Tuesday, February 22, 2011

Research Trip to Yale and Major Celebrity Sighting!

I have no idea how many letters have passed through my hands in the last two days.  Hundreds and hundreds of pages – ink: fountain of course, blue, black, red, even aqua, and pencil too – paper: all types ranging from thick cardstock to linen, to sketching paper cut into long ribbons, and miniscule squares with bird-like scratches made with a sharpened pencil.  And the penmanship is outrageous – perhaps because they are written by artistic hands unable to keep up with ideas and emotions, rivers of domestic details like the state of one’s dinner or one’s health, and the landscape – the luminescence of the moon, the bite of a wind, the fear, uncertainty, longing, teasing and flirtation.  I finally had to quit at five pm; the personalities of Georgia O’Keeffe and her husband Alfred Stieglitz were starting to swirl in my head, become real, and because I was reading them in chronological order, I felt like I knew what was going to happen to them and they didn’t, their letters expressing their innocence of the great upheaval that was to come in their relationship, the pain and sorrow, and abandonment.  Finally, I picked up the box I was going through and carried it back to the librarian, asking her to keep it for me until morning.  “It’s too much,” I said.  “I’m exhausted by their lives.”
           I arrived yesterday morning in New Haven.  An early train and cab brought me to Yale.  And it is very beautiful.  Every structure is brick, stone, carved, curved, rooflines are peaked, windows are stained glass or diamond crosses, the church bells ring and chime delicate, surprisingly sweet melodies, iron gates open into courtyards, pathways are large, trees too.  It is so historical it almost shouldn’t be allowed to accommodate the young except maybe history majors.  During the day I am at the Beinecke Library, a building built in 1963, its exterior supported by four points, and its interior shaft housing 160,000 rare books and manuscripts including a Gutenberg Bible.  It’s a bold building, windowless, quite daunting actually.  There are a lot of rules once you’re registered to use the materials.  No pens, water, coats, cell phones though laptops are allowed.  No notebooks with coils but pads of paper are okay.  Today I took off a shawl that I had draped across my shoulders because I was getting too hot and I was told I have to wear it or put in my locker.  Another time I was holding one of the letters in my hand and I was told that the papers were to be kept flat in their folder and I was to touch it minimally.  Of course, it made sense, hand oils and such, but I was gone so far into the contents that I lifted it up, angled it for my eyes as if it was written to me.
           All of the correspondence of Georgia O’Keeffe and her husband, business and personal, is kept here, I believe it’s over 200 boxes and each box could easily hold 100 letters.  I am most interested in the letters that Miss O’Keeffe wrote so I have been concentrating on hers.  It is astounding how many, often seven a day she said, and often at least two of them to the man who would become her husband.  Though, if we compare daily output of emails today perhaps this is not so unusual and a keyboard is much easier on the hand than a pen.  Her handwriting is almost illegible to me but interestingly she uses the page like a poet:  lots of white space and dashes; even her thoughts are like glimpses, the briefest of scenes.  She bounces all over seemingly with no thread to tie it all together for the reader but somehow it is tied together by her own personality.

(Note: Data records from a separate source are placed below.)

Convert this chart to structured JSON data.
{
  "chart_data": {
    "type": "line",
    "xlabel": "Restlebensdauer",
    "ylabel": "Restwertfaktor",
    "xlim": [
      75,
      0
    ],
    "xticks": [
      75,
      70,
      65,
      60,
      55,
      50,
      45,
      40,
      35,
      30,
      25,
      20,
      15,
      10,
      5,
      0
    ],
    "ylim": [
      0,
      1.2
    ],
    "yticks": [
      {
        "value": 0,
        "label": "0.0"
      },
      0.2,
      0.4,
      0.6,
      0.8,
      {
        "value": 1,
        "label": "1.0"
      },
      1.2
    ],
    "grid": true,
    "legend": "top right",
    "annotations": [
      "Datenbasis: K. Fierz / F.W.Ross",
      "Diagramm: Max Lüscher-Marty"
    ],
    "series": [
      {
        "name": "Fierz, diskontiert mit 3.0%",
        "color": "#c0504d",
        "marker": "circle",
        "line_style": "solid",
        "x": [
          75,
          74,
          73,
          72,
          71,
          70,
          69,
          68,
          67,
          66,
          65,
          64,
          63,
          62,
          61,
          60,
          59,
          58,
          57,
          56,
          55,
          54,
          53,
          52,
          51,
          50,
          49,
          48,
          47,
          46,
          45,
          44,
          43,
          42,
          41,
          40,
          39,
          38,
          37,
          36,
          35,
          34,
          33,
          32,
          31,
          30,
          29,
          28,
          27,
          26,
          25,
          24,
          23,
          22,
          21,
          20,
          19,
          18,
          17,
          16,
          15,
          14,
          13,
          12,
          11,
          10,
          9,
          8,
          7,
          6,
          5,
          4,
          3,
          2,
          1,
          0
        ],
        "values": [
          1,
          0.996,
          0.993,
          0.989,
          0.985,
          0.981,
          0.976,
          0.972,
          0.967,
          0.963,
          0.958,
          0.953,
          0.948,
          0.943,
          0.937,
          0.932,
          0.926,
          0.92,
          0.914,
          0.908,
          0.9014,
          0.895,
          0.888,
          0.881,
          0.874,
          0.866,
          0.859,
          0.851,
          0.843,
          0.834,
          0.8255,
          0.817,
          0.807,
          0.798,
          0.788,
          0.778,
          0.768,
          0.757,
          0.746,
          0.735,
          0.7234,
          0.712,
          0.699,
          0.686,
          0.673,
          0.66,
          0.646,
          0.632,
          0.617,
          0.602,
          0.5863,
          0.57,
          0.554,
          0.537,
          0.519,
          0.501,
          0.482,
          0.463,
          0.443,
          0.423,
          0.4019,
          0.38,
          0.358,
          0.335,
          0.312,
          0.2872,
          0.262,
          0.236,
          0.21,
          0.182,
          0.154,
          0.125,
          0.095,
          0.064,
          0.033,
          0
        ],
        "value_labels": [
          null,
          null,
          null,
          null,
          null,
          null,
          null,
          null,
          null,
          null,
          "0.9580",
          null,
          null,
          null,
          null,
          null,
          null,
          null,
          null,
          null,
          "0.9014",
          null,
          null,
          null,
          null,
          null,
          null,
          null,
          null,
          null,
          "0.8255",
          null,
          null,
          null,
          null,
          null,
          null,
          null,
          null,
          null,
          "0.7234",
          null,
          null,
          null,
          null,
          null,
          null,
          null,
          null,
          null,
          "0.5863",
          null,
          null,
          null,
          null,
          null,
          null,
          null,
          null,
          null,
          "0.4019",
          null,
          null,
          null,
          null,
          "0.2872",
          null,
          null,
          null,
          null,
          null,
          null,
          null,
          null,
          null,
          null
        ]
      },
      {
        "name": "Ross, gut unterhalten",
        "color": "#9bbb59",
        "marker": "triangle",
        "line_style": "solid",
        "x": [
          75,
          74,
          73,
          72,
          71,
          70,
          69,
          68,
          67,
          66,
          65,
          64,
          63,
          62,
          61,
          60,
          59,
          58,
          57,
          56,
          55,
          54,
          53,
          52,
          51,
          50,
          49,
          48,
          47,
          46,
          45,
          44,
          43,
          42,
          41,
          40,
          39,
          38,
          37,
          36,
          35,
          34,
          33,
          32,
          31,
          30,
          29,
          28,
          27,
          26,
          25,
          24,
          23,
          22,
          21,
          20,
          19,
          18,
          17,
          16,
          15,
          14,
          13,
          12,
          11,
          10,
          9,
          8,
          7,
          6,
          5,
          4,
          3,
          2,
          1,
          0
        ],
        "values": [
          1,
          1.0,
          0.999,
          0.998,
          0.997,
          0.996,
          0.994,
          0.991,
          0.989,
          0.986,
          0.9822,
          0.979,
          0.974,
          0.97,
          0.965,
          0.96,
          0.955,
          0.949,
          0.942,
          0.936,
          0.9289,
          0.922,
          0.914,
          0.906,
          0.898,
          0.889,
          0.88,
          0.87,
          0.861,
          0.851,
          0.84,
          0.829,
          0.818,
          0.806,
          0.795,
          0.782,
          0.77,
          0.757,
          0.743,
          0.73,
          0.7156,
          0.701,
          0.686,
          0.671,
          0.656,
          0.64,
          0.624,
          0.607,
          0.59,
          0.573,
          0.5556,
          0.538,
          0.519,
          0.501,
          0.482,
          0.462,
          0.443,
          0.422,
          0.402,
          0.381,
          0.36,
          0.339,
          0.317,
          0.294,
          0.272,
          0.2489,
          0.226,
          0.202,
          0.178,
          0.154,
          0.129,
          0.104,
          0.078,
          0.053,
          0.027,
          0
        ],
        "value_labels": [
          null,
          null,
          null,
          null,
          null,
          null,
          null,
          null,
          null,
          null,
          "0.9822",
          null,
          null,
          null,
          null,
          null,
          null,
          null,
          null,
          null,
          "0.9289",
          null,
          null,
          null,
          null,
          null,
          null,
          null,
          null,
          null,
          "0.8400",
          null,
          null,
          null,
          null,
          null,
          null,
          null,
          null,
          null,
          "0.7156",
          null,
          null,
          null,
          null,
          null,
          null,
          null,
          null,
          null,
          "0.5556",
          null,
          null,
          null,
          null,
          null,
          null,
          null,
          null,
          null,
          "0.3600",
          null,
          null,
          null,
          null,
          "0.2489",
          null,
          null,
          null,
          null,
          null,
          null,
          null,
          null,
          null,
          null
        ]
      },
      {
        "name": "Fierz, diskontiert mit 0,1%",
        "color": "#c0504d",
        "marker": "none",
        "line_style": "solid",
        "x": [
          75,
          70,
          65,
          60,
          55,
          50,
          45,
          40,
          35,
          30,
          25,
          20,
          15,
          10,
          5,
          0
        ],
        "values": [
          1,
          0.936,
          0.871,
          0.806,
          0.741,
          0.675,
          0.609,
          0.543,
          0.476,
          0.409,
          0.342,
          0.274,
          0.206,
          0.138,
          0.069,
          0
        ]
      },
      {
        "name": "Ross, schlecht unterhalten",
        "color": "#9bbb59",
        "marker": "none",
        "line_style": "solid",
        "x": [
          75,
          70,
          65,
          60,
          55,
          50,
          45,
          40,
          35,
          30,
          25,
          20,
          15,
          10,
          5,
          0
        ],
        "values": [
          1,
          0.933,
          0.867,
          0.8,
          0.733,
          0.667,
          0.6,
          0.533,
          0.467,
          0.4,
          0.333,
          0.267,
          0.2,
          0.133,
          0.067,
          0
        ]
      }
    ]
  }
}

I find that she reaches forward, almost off the page, looking for answers to her life.  She is stirred, restless, uncertain, bold, daring, insulting, truthful, angry, apologetic, flirtatious.  She is often cold, mostly her hands.  She has trouble sleeping or trouble waking up.  She says often she has nothing to say or she writes she is feeling alive.  She knows she is different from other people, thinks they are stupid, and wonders what they think about.  She is lonely yet loves her aloneness.  She is depressed or feels brand new.  What she feels surprises her.  The discovery of herself is her greatest joy and she is self-absorbed.  She writes in fragments, on scraps, on folded scrolls, on letterhead and there is such an energy I wonder why the paper didn’t catch on fire.
           I am falling deeply for this artist I plan to fictionalize, even though she hits children across the face when they displease her.  And though, I’m not a great admirer of her work, I am an admirer of the woman and the landscape of her vision.
           Last story.  A man walked into the library this morning with a few friends. Not sure what they were doing there; they didn’t seem to go through the rigorous id check that I did.  It seemed like they might have been looking for a particular young woman who was leafing through a medieval text of some sort.  The four of them huddled around the priceless book, whispering.  The man was asking questions about it and the dark haired woman was answering.  When a security guard approached the man and instructed him to keep his ipad on the table not on his lap, he smiled and agreed.  It was James Franco!